We spoke to Cardiff University’s Honorary Fellow Philippa Gregory. Gregory is a well-known historian and writer. One of her main focuses and passions is writing about the Tudor period and The War of the Roses. She is an author of many well-known novels, including ‘The Other Boleyn Girl’ and ‘The White Queen’.

I spoke to Gregory after she received the Honorary Fellowship and asked her how she felt about receiving such a prestigious accolade. She explained to me that she felt it was a “great honour” to receive this recognition from Cardiff University. It was clear she had a great admiration of the students also, “I think those that chose to come and those that manage to stay have really invested a great deal of themselves in it [their course]”.

I admired Gregory for recognising the pressures that students face during their University life. It really is an outstanding achievement to graduate!

Gregory went on to explain that it was actually at University where her love of History emerged. After beginning to study English Literature at Sussex University she had a change of heart and swapped to study History, “I just had good fortune to have an inspiring historian tutor and I swapped to history. It changed my life.”

This change set the ball rolling for Philippa’s future career and her love for History, “It seemed to me then and it seems to me still that it is the explanation for everything in the present and if you understand that then you have a very good chance of understanding everything. It is that big to me, it’s everything.”

We can see that the author of such outstanding novels such as ‘The Boleyn Inheritance’ – a sequel to the film-adapted novel ‘The Other Boleyn Girl’ – has a profound love of the Tudor period. Gregory notes that “it [The Tudor period] is such a key period of change, it is really were the medieval world turns into the modern world.”

Of course this change sets the course for the world we live in today “There’s obviously religious change, but also there’s this massive political change with the centralisation of power in London and the alienation in many ways of the regions. You see it in Wales and you see it in the North as well.”

As a Journalism student, researching topics is no mystery to me, however I was intrigued to know how you research for a book! Gregory explained that the best method is to read, read, read and to take advantage of the resources around you.

“I read electronically as well so I can order books that I would have had to go to all over the country to read in full. But I also go to libraries and read books that they have in their holdings, their reference books that you can’t borrow.”

“I travel very often to the places that I am going to write about. Sometimes I also talk to local historians…I do that for about a year until I have a sense of who I am going to be writing about. Then I feel ready to start.”

Although Gregory is an extremely busy woman she still finds time to give back through the charity she founded, Gardens for The Gambia. While going out to Africa to carry out research for her novel ‘A Respectable Trade’ she came across a school who were appealing for money to build a well. Gregory explained that she could see that it was a “beautiful little tiny project, which would have so much beneficial effect on the lives of the children”. It was then that Gardens for The Gambia was born. The charity has now “put wells in nearly two hundred schools in The Gambia..[and] has enormous impact”.

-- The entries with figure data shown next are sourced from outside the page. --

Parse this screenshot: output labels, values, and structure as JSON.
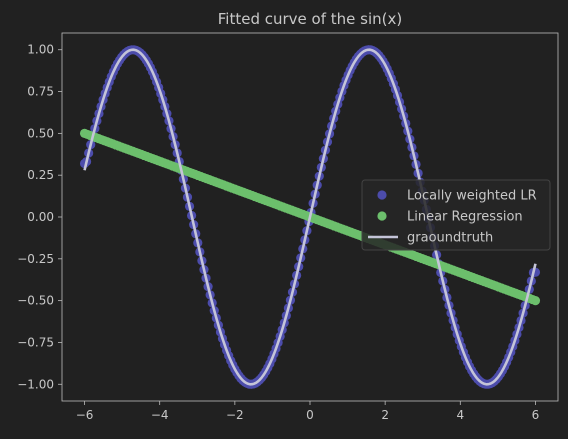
{
  "chart_data": {
    "type": "scatter",
    "title": "Fitted curve of the sin(x)",
    "xlabel": "",
    "ylabel": "",
    "xlim": [
      -6.6,
      6.6
    ],
    "ylim": [
      -1.1,
      1.1
    ],
    "x_ticks": [
      -6,
      -4,
      -2,
      0,
      2,
      4,
      6
    ],
    "y_ticks": [
      -1.0,
      -0.75,
      -0.5,
      -0.25,
      0.0,
      0.25,
      0.5,
      0.75,
      1.0
    ],
    "x_tick_labels": [
      "−6",
      "−4",
      "−2",
      "0",
      "2",
      "4",
      "6"
    ],
    "y_tick_labels": [
      "−1.00",
      "−0.75",
      "−0.50",
      "−0.25",
      "0.00",
      "0.25",
      "0.50",
      "0.75",
      "1.00"
    ],
    "grid": false,
    "legend_position": "center-right",
    "series": [
      {
        "name": "Locally weighted LR",
        "kind": "scatter",
        "color": "#4c4cab",
        "function": "sin(x)",
        "x_range": [
          -6,
          6
        ],
        "endpoints": [
          [
            -6,
            0.32
          ],
          [
            6,
            -0.33
          ]
        ]
      },
      {
        "name": "Linear Regression",
        "kind": "scatter",
        "color": "#6cbf6c",
        "x_range": [
          -6,
          6
        ],
        "endpoints": [
          [
            -6,
            0.5
          ],
          [
            6,
            -0.5
          ]
        ]
      },
      {
        "name": "graoundtruth",
        "kind": "line",
        "color": "#c4c4d8",
        "function": "sin(x)",
        "x_range": [
          -6,
          6
        ]
      }
    ],
    "colors": {
      "background": "#212121",
      "text": "#c8c8c8",
      "axes": "#bdbdbd",
      "legend_bg": "#262626",
      "legend_border": "#444444"
    }
  }
}
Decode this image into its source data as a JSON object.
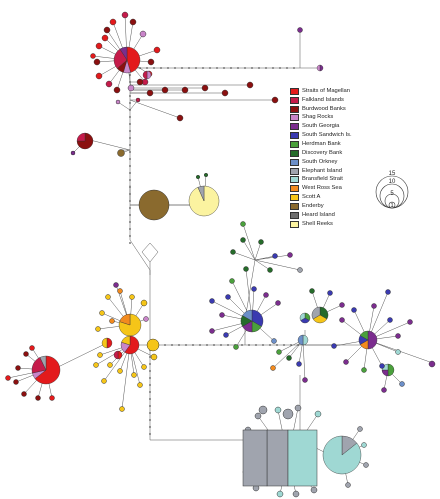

Before my interview with Philippa Gregory came to a close I thought it would be important to ask what advice she would give to history graduates or graduates who were interested in pursuing a career in writing. Gregory explained that reading is key, “There is no shortcut to understanding, you have to study, you have to keep reading”.

For those of you that are fans of Philippa Gregory’s writing I was just as excited to hear her future plans “I’m going on a book tour for a new book about Catherine Parr immediately at the beginning of August. I’ve got some scripts in development and I think there will be some more films and television”.